Sobre o livro
Mateus andava pelas ruas movimentadas de São Paulo. No sinaleiro um motorista desobedeceu a sinalização e atropelou o menino de nove anos. Como ele ficou gravemente ferido varias pessoas o socorreram. Destacou-se uma jovem enfermeira que fez os primeiros socorros.
Mateus preocupado aproximou-se daquela criança. Passados cinco minutos chegou à ambulância e o levaram ao hospital. A enfermeira comentou que o menino perdeu muito sangue, pediu para os doadores irem ao hospital doarem sangue. Dois homens e uma mulher se dirigiram ao hospital.
Entristecida aquela moça não podia fazer esta boa ação por tê-la feito a vinte dias. Mateus preocupado se aproximou dela e pediu o endereço do hospital.
Os dois se dirigiram a instituição. Ela chamava-se Janaina, trabalhava como auxiliar de enfermagem no hospital onde internaram o menino. Mateus morava na cidade Marmelada com sua família e trabalhava na padaria de um supermercado.

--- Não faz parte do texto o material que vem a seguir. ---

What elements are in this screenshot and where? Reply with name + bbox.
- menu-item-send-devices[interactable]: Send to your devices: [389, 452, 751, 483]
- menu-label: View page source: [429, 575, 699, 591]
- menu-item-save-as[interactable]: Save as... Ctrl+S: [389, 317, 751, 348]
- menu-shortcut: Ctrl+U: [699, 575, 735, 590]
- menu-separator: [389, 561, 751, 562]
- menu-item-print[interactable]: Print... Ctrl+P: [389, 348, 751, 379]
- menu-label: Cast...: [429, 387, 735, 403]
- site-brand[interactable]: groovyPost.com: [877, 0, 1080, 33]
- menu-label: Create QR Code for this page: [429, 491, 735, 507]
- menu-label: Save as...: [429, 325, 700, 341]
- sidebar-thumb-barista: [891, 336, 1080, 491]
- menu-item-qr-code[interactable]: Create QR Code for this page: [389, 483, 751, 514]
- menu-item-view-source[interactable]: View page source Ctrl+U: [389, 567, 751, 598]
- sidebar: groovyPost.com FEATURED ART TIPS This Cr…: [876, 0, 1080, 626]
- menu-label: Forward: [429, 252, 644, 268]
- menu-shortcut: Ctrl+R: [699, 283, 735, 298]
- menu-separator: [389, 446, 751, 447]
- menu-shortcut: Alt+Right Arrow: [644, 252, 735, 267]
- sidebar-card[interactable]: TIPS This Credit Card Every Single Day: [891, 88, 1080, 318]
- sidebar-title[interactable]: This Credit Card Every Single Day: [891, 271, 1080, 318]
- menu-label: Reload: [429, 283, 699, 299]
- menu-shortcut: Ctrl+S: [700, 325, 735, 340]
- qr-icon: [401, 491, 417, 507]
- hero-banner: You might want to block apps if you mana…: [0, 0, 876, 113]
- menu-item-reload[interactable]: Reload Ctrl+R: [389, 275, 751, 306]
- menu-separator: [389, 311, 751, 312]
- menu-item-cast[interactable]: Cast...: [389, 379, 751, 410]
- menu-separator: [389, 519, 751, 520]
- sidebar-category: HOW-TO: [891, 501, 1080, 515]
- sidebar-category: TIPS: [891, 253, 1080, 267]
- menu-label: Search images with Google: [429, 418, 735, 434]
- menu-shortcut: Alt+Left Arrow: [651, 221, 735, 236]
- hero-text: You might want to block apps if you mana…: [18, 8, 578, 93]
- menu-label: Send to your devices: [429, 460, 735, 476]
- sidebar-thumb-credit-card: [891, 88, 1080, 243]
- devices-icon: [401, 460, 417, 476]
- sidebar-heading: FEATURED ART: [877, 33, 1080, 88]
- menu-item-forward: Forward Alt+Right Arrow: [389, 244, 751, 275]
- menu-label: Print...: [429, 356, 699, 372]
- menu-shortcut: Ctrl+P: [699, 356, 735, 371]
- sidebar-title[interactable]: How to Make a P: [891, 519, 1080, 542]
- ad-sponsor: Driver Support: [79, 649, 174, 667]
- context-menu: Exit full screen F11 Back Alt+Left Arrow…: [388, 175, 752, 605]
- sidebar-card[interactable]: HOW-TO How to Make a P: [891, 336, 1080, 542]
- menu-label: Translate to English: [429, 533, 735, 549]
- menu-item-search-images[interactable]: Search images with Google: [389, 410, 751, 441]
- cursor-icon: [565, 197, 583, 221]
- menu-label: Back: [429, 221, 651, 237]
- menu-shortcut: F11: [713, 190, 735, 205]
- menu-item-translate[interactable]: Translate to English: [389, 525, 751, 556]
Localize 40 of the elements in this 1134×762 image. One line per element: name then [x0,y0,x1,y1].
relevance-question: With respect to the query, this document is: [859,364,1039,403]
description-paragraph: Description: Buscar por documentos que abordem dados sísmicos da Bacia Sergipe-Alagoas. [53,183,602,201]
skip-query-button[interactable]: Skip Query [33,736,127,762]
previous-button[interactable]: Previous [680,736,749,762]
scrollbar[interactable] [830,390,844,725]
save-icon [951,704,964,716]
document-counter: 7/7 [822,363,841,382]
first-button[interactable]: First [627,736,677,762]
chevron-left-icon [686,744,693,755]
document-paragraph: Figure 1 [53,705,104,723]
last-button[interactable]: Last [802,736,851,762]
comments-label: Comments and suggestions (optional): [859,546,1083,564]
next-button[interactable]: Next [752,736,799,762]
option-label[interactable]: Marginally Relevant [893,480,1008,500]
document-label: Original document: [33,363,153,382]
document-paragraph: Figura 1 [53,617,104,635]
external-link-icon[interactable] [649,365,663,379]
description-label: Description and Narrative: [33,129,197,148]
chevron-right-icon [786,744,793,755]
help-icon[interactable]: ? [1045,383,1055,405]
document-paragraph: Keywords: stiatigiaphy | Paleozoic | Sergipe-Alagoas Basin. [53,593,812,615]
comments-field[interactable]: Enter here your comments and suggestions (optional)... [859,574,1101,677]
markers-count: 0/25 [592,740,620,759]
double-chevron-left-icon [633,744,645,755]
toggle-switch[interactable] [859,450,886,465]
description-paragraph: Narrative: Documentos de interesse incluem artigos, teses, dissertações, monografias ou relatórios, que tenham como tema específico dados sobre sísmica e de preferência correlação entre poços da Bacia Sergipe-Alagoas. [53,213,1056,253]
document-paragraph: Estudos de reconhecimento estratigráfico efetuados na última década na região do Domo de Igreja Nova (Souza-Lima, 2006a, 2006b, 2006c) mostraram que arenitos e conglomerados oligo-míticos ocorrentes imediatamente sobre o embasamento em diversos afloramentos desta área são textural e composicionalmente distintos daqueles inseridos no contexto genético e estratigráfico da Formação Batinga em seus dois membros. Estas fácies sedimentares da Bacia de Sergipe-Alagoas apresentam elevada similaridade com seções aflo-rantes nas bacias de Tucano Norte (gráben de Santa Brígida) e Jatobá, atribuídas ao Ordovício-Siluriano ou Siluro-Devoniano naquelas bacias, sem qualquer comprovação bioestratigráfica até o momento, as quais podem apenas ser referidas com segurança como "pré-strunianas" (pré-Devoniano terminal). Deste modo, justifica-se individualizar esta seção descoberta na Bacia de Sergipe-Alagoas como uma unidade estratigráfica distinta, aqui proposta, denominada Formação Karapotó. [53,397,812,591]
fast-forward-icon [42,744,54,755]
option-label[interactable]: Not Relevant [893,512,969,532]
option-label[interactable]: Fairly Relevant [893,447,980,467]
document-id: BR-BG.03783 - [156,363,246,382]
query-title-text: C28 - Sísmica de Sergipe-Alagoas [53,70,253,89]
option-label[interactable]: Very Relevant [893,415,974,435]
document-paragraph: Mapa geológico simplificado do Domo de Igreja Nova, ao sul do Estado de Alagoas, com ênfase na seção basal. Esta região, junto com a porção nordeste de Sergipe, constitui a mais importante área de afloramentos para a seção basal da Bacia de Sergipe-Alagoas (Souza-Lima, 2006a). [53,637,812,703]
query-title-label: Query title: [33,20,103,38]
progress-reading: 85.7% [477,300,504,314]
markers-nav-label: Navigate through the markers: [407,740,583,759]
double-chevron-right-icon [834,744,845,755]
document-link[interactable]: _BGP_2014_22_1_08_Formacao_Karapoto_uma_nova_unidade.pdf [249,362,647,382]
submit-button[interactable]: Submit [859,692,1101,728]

Depois de doar sangue enquanto Mateus tomava café Janaína se aproximou dele. O menino se machucou no acidente, mas iria ficar bom. Como o casal estava descomprometido combinaram se encontrarem no shopping center, pois iriam no cinema. Enquanto assistiam ao filme os dois se beijaram.
O rapaz retornou a sua casa. O irmão contou que o dono do supermercado onde ele e o pai trabalhavam vendeu o estabelecimento. Entristecido fazia cinco anos que trabalhava naquele serviço. O pai dele chamava-se José, afirmou que continuariam trabalhando no supermercado, mas iriam moderniza-lo.
Os novos donos do estabelecimento moravam em São Paulo. Juscelino Barbosa a quatro meses ganhou bastante dinheiro no sorteio lotérico. A esposa dele desejava se mudar para uma cidade do interior e trabalhar em seu próprio negócio.
No domingo em uma festa na chácara Mateus conheceu o novo patrão. Ester reconheceu dona Veronica, pois a vinte e cinco anos haviam dividido o quarto na maternidade em São Paulo. Mateus e Osvaldo nasceram no mesmo dia. Passaram-se noventa e cinco dias. Mateus simpatizou com os novos patrões.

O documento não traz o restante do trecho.